What his intervention has also done is raise the stakes considerably, as the only two options now in the control of parliament are a no-deal scenario, or a decision to revoke article 50, thus overturning the June 2016 referendum result.
The current default position remains for the UK to leave without a deal. In the absence of any EU acquiescence when it comes to granting an extension, the UK can ask as many times as they like for one; it doesn’t mean they will get one, and if they do it could well come with conditions attached. In the absence of an agreement to extend from the EU, the only way for MPs to stop Brexit from happening now is to vote to revoke article 50, which is one decision they won’t be able to kick down the road.
Despite all of this added uncertainty the pound managed to hold up fairly well, despite sliding back on the day, presumably because markets think that when it comes down to it MPs will finally act and pull back from the precipice of a no deal. The danger now is that the speaker continues to insert himself into the centre of the Brexit process, in a way that could precipitate a full-blown constitutional crisis, as well as prompting accusations he is acting in a partisan way that could be beyond his powers.
On the data front the UK economy has continued to hold up well, despite the political dysfunction and chicanery currently playing out at Westminster, with the latest unemployment and wages data for the three months to January due today.
The unemployment rate is expected to remain steady at 40-year lows of 4%, while average weekly wages excluding bonuses are expected to come in at 3.4%, unchanged from December, matching the highest levels since the financial crisis.
One of the big surprises has been the resilience of the labour market in the last few years, and despite all the reports of job losses in retail and banking in recent months, employers across a number of other sectors have consistently reported difficulty in filling vacant positions.

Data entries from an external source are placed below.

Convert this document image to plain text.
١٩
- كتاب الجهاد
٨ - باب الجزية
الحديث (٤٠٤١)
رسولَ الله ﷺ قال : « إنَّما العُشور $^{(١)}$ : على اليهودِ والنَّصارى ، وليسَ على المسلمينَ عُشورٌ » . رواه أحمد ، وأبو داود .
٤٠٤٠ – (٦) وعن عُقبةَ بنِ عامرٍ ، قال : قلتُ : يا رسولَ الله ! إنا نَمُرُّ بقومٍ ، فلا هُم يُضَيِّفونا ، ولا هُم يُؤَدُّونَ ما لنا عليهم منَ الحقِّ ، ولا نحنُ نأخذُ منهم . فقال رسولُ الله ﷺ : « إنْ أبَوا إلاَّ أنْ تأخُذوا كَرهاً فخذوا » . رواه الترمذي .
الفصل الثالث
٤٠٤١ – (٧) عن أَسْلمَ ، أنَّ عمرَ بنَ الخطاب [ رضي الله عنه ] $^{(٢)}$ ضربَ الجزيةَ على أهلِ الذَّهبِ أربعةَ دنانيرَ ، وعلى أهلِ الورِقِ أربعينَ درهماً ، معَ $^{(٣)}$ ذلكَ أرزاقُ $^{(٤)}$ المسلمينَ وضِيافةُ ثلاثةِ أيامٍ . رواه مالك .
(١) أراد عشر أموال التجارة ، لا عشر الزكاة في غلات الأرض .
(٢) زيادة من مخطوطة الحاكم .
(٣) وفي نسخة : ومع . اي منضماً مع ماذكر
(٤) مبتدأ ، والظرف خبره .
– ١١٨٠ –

The German economy has found life difficult in recent months, buffeted by concerns over trade, whether it be a slowdown in China, Brexit risks or tariffs, as well recent changes in diesel emissions standards. German businesses, as well as investors, appear to be hunkering down and today’s ZEW survey for March is expected to reinforce that defensive posture with its twelfth negative reading in succession.
EUR/USD – continues to look supported for now, edging back towards the 1.1400 area, with resistance at the 1.1360 area and 50-day MA. Support remains back at the recent lows of the 1.1180 area and 61.8% retracement of the entire 1.0340/1.2545 up move.

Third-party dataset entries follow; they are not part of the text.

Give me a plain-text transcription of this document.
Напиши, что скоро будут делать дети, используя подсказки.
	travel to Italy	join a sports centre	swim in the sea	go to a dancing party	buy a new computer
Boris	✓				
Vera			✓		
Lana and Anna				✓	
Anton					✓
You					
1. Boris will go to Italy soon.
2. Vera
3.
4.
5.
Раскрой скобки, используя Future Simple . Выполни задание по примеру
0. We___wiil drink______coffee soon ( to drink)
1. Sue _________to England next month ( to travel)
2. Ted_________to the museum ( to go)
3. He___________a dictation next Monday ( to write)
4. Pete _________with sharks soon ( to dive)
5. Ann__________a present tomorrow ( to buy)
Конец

GBP/USD – slipped back again yesterday, finding support at the 1.3170 area with support below that at 1.3030, which is trend line support from the 1.2430 December lows. We also have support back down near the 1.3000 area and the 200-day MA.
EUR/GBP – looks on course to retest the 0.8620 area in the short term after last week’s 22-month lows at 0.8475. While below 0.8620 the euro remains vulnerable to a retest of the lows. A break below 0.8470, has the potential to target the 200-week MA at 0.8390.
USD/JPY – appears to be becalmed for now with the recent highs at 112.20 and support at 110.80, the key levels on each side of the broader range. Yesterday we saw a 34-point range between 111.63 and 111.29 with little in the way of overall direction. A move below 110.80 runs the risk for a return towards the 110.20 level.